Captain: Get rid of all that stuff over there.
Corporal: How should I do that, with a machine gun or a flame thrower?

Slogans such as "we are all star stuff" are loved by those who wish to get people to think of themselves as mere accidents of nature. Get a man to think of himself as mainly some stellar debris, and you may get him close to thinking of himself as some mere accident of nature.  But ironically, in developing their theories of the origin of elements, scientists find themselves appealing to very lucky fine-tuning in physics which does not sound accidental.  For example, a paper entitled "Chemical Elements Abundance in the Universe and the Origin of Life" states this: "

"Element synthesis which started with p-p chain has resulted in several specific characteristics including lack of any stable isotope having atomic masses 5 [boron] or 8 [oxygen]. The carbon to oxygen ratio is fixed early by the chain of coincidences. These  remarkably fine-tuned conditions are responsible for our own existence and indeed the existence of any carbon based life in the Universe."
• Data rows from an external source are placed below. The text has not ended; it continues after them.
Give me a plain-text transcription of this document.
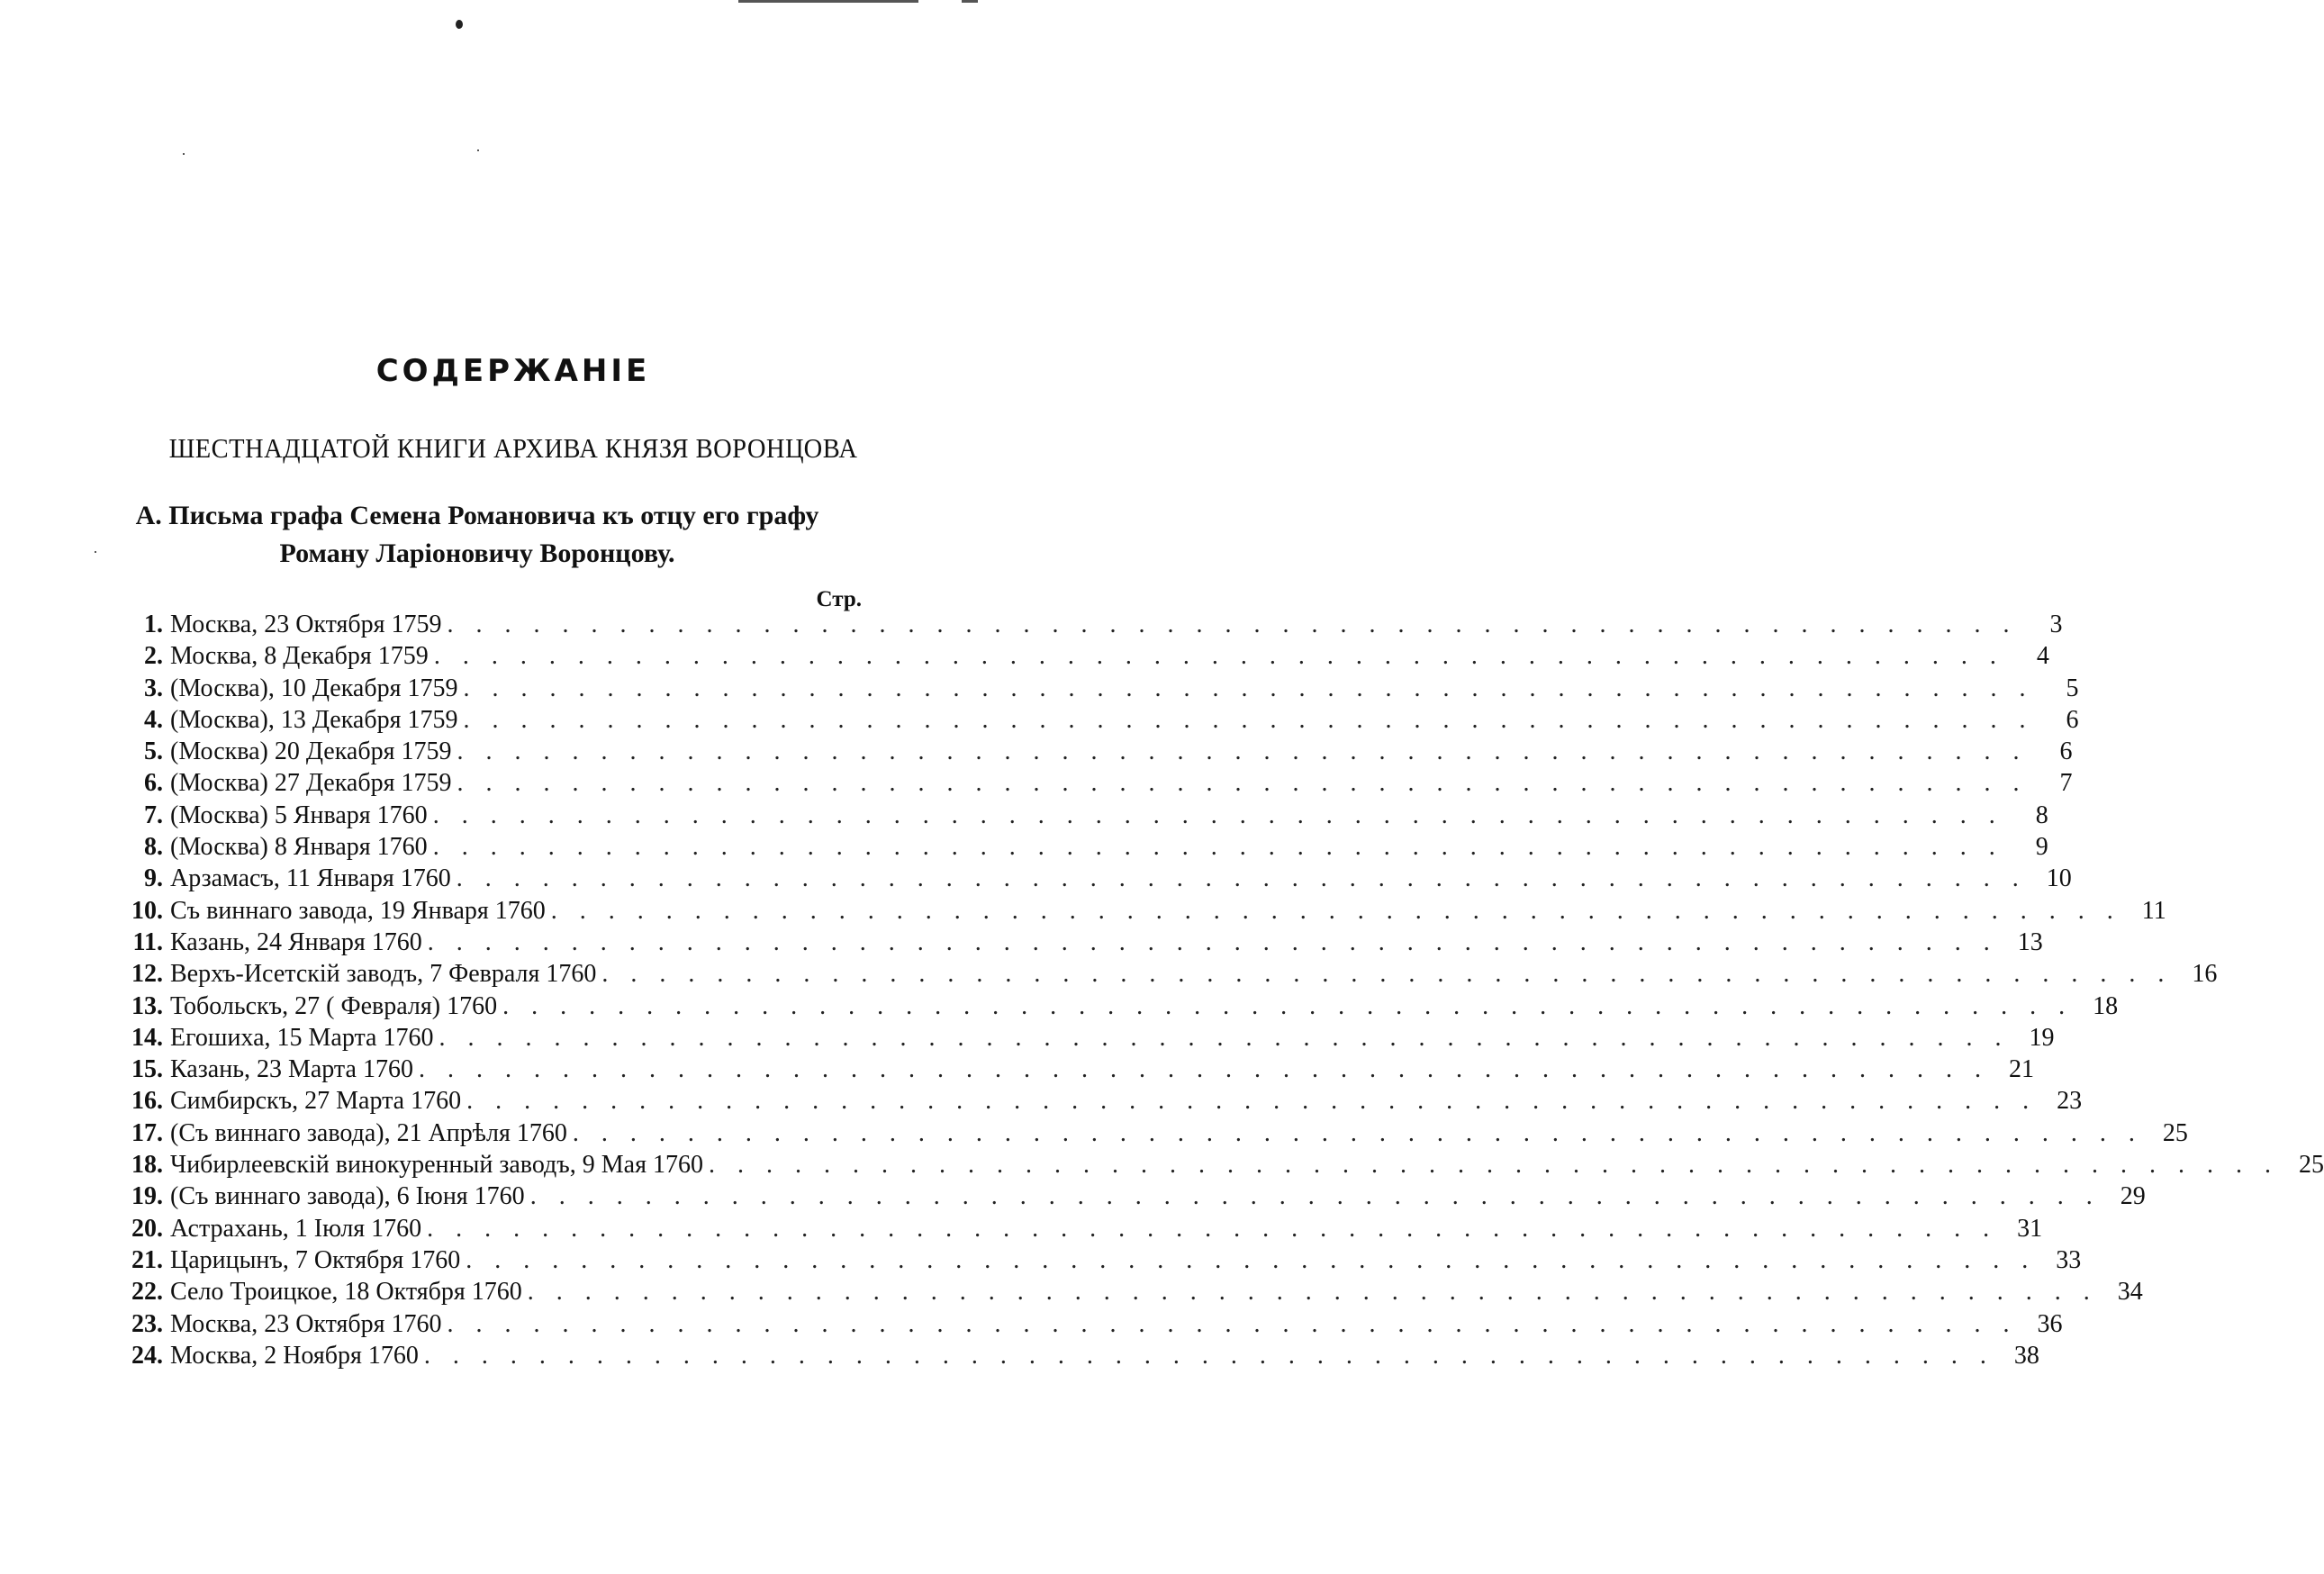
СОДЕРЖАНІЕ
ШЕСТНАДЦАТОЙ КНИГИ АРХИВА КНЯЗЯ ВОРОНЦОВА
А. Письма графа Семена Романовича къ отцу его графу
Роману Ларіоновичу Воронцову.
Стр.
1. Москва, 23 Октября 1759 . . .	3
2. Москва, 8 Декабря 1759 . . .	4
3. (Москва), 10 Декабря 1759 . . .	5
4. (Москва), 13 Декабря 1759 . . .	6
5. (Москва) 20 Декабря 1759 . . .	6
6. (Москва) 27 Декабря 1759 . . .	7
7. (Москва) 5 Января 1760 . . .	8
8. (Москва) 8 Января 1760 . . .	9
9. Арзамасъ, 11 Января 1760 . . .	10
10. Съ виннаго завода, 19 Января 1760 . . .	11
11. Казань, 24 Января 1760 . . .	13
12. Верхъ-Исетскій заводъ, 7 Февраля 1760 . . .	16
13. Тобольскъ, 27 ( Февраля) 1760 . . .	18
14. Егошиха, 15 Марта 1760 . . .	19
15. Казань, 23 Марта 1760 . . .	21
16. Симбирскъ, 27 Марта 1760 . . .	23
17. (Съ виннаго завода), 21 Апрѣля 1760 . . .	25
18. Чибирлеевскій винокуренный заводъ, 9 Мая 1760 . . .	25
19. (Съ виннаго завода), 6 Іюня 1760 . . .	29
20. Астрахань, 1 Іюля 1760 . . .	31
21. Царицынъ, 7 Октября 1760 . . .	33
22. Село Троицкое, 18 Октября 1760 . . .	34
23. Москва, 23 Октября 1760 . . .	36
24. Москва, 2 Ноября 1760 . . .	38
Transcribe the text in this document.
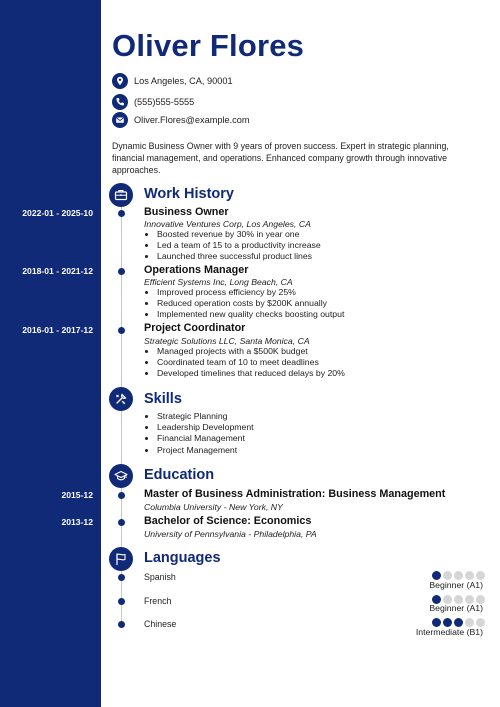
Oliver Flores
Los Angeles, CA, 90001
(555)555-5555
Oliver.Flores@example.com
Dynamic Business Owner with 9 years of proven success. Expert in strategic planning, financial management, and operations. Enhanced company growth through innovative approaches.
Work History
2022-01 - 2025-10	Business Owner
Innovative Ventures Corp, Los Angeles, CA
• Boosted revenue by 30% in year one
• Led a team of 15 to a productivity increase
• Launched three successful product lines
2018-01 - 2021-12	Operations Manager
Efficient Systems Inc, Long Beach, CA
• Improved process efficiency by 25%
• Reduced operation costs by $200K annually
• Implemented new quality checks boosting output
2016-01 - 2017-12	Project Coordinator
Strategic Solutions LLC, Santa Monica, CA
• Managed projects with a $500K budget
• Coordinated team of 10 to meet deadlines
• Developed timelines that reduced delays by 20%
Skills
• Strategic Planning
• Leadership Development
• Financial Management
• Project Management
Education
2015-12	Master of Business Administration: Business Management
Columbia University - New York, NY
2013-12	Bachelor of Science: Economics
University of Pennsylvania - Philadelphia, PA
Languages
Spanish
Beginner (A1)
French
Beginner (A1)
Chinese
Intermediate (B1)
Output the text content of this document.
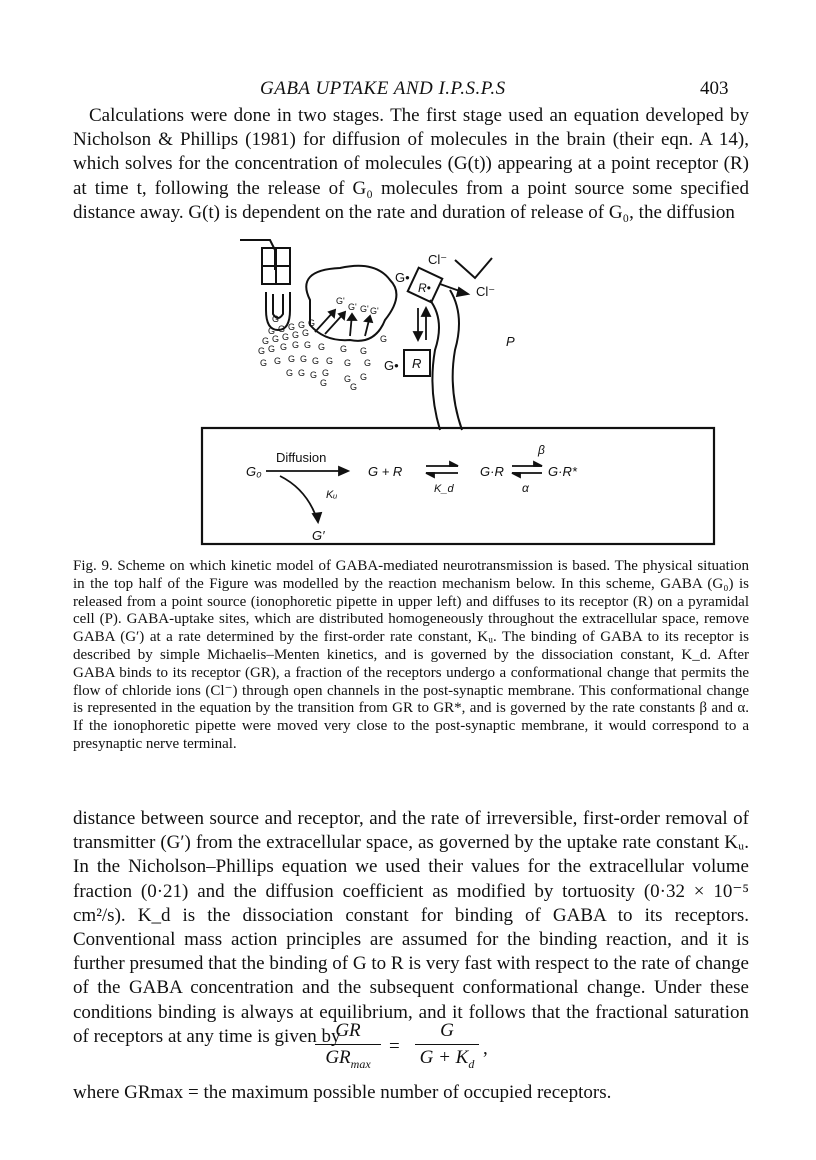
GABA UPTAKE AND I.P.S.P.S	403

Calculations were done in two stages. The first stage used an equation developed by Nicholson & Phillips (1981) for diffusion of molecules in the brain (their eqn. A 14), which solves for the concentration of molecules (G(t)) appearing at a point receptor (R) at time t, following the release of G₀ molecules from a point source some specified distance away. G(t) is dependent on the rate and duration of release of G₀, the diffusion

G
G G G G G
G G G G G
G G G G G G G G
G G G G G G G G
G G G G
G G
G	G
G'
G' G' G'
G
Cl⁻
Cl⁻
G•
R•
G• R
P
G₀
Diffusion
Kᵤ
G′
G + R
K_d
G·R
β
α
G·R*

Fig. 9. Scheme on which kinetic model of GABA-mediated neurotransmission is based. The physical situation in the top half of the Figure was modelled by the reaction mechanism below. In this scheme, GABA (G₀) is released from a point source (ionophoretic pipette in upper left) and diffuses to its receptor (R) on a pyramidal cell (P). GABA-uptake sites, which are distributed homogeneously throughout the extracellular space, remove GABA (G′) at a rate determined by the first-order rate constant, Kᵤ. The binding of GABA to its receptor is described by simple Michaelis–Menten kinetics, and is governed by the dissociation constant, K_d. After GABA binds to its receptor (GR), a fraction of the receptors undergo a conformational change that permits the flow of chloride ions (Cl⁻) through open channels in the post-synaptic membrane. This conformational change is represented in the equation by the transition from GR to GR*, and is governed by the rate constants β and α. If the ionophoretic pipette were moved very close to the post-synaptic membrane, it would correspond to a presynaptic nerve terminal.

distance between source and receptor, and the rate of irreversible, first-order removal of transmitter (G′) from the extracellular space, as governed by the uptake rate constant Kᵤ. In the Nicholson–Phillips equation we used their values for the extracellular volume fraction (0·21) and the diffusion coefficient as modified by tortuosity (0·32 × 10⁻⁵ cm²/s). K_d is the dissociation constant for binding of GABA to its receptors. Conventional mass action principles are assumed for the binding reaction, and it is further presumed that the binding of G to R is very fast with respect to the rate of change of the GABA concentration and the subsequent conformational change. Under these conditions binding is always at equilibrium, and it follows that the fractional saturation of receptors at any time is given by

GR
$GR_{max}$
=
G
$G + K_d$
,

where GRmax = the maximum possible number of occupied receptors.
Postscript: At a mainstream science site, we read the following:

"Our study suggests that the Earth itself has been able to create lighter elements by nuclear transmutation,'  said Mikio Fukuhara, a co-author from Tohoku University's New Industry Creation Hatchery Center in Japan. If accurate, this is a revolutionary discovery because 'it was previously theorized that all of these elements were sourced from supernova explosions, whereas we postulate a supplementary theory,' Fukuhara said."

Apparently there are three possible ways in which the oxygen and carbon in our bodies might have naturally originated: in the Big Bang, in stars, or through earthly processes.  Since we don't know how the elements in our bodies originated, we should not be saying "we are all star stuff," as if we knew how the elements in our bodies originated.